Then he showed him the secret, how one shelf had to be drawn out steadily, and the nail in another pressed simultaneously, and how then the entire set of shelves swung open.

Then they went back and he showed him the spring behind the frame of the picture.

“You see the advantage of this,” he went on: “on the one side you may flee upstairs, a treasonable skulking cassocked jack-priest with the lords and the commons and the Queen’s Majesty barking at your heels; and on the other side you may saunter down the gallery without your beard and in a murrey doublet, a friend of Mr. Buxton’s, taking the air and wondering what the devil all the clamouring be about.”

Then he took him downstairs again and showed him finally the escape of which he was most proud—the entrance, designed in the cellar-staircase, to an underground passage from the cellars, which led, he told him, across to the garden-house beyond the lime-avenue.

“That is the pride of my heart,” he said, “and maybe will be useful some day; though I pray not. Ah! her Grace and her honest Council are right. We Papists are a crafty and deceitful folk, Father Anthony.”
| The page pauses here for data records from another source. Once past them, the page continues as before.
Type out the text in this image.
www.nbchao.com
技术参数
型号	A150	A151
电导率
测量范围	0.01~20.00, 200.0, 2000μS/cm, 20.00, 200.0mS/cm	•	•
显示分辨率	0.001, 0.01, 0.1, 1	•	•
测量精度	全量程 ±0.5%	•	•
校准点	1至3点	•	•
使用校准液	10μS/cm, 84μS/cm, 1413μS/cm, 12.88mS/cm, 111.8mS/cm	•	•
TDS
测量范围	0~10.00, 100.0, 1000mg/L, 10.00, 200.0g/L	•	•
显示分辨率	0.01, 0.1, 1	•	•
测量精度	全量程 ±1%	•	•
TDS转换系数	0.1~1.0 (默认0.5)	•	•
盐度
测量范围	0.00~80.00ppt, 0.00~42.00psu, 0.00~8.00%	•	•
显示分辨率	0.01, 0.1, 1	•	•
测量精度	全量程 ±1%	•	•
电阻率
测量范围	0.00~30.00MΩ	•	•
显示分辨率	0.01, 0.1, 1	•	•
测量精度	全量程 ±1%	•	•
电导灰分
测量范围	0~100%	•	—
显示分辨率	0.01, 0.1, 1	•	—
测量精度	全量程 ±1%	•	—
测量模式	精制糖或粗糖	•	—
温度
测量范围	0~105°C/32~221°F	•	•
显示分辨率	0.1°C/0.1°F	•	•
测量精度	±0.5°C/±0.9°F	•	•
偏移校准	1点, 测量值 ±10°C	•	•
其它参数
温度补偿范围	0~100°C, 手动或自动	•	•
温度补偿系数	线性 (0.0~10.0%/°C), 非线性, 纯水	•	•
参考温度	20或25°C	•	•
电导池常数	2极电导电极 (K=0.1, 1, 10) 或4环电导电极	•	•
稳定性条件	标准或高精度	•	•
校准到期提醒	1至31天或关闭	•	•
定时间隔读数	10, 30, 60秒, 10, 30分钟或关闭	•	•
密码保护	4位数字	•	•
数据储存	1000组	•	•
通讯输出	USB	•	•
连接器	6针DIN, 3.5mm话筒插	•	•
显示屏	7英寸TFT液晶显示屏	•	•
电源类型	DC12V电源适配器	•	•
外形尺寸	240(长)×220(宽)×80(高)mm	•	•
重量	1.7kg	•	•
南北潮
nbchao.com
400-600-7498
The four grew very intimate during those few weeks; they had many memories and associations in common on which to build up friendship, and the aid of a common faith and a common peril with which to cement it. The gracious beauty of the house and the life at Stanfield, too, gilded it all with a very charming romance. They were all astonished at the easy intimacy with which they behaved, one to another.

Mary Corbet was obliged to return to her duties at Court at the beginning of September; and she had something of an ache at her heart as the time drew on; for she had fallen once more seriously in love with Isabel. She said a word of it to Mr. Buxton. They were walking in the lime-avenue together after dinner on the last day of Mary’s visit.

“You have a good chaplain,” she said; “what an honest lad he is! and how serious and recollected! Please God he at least may escape their claws!”

“It is often so,” said Mr. Buxton, “with those wholesome out-of-door boys; they grow up into such simple men of God.”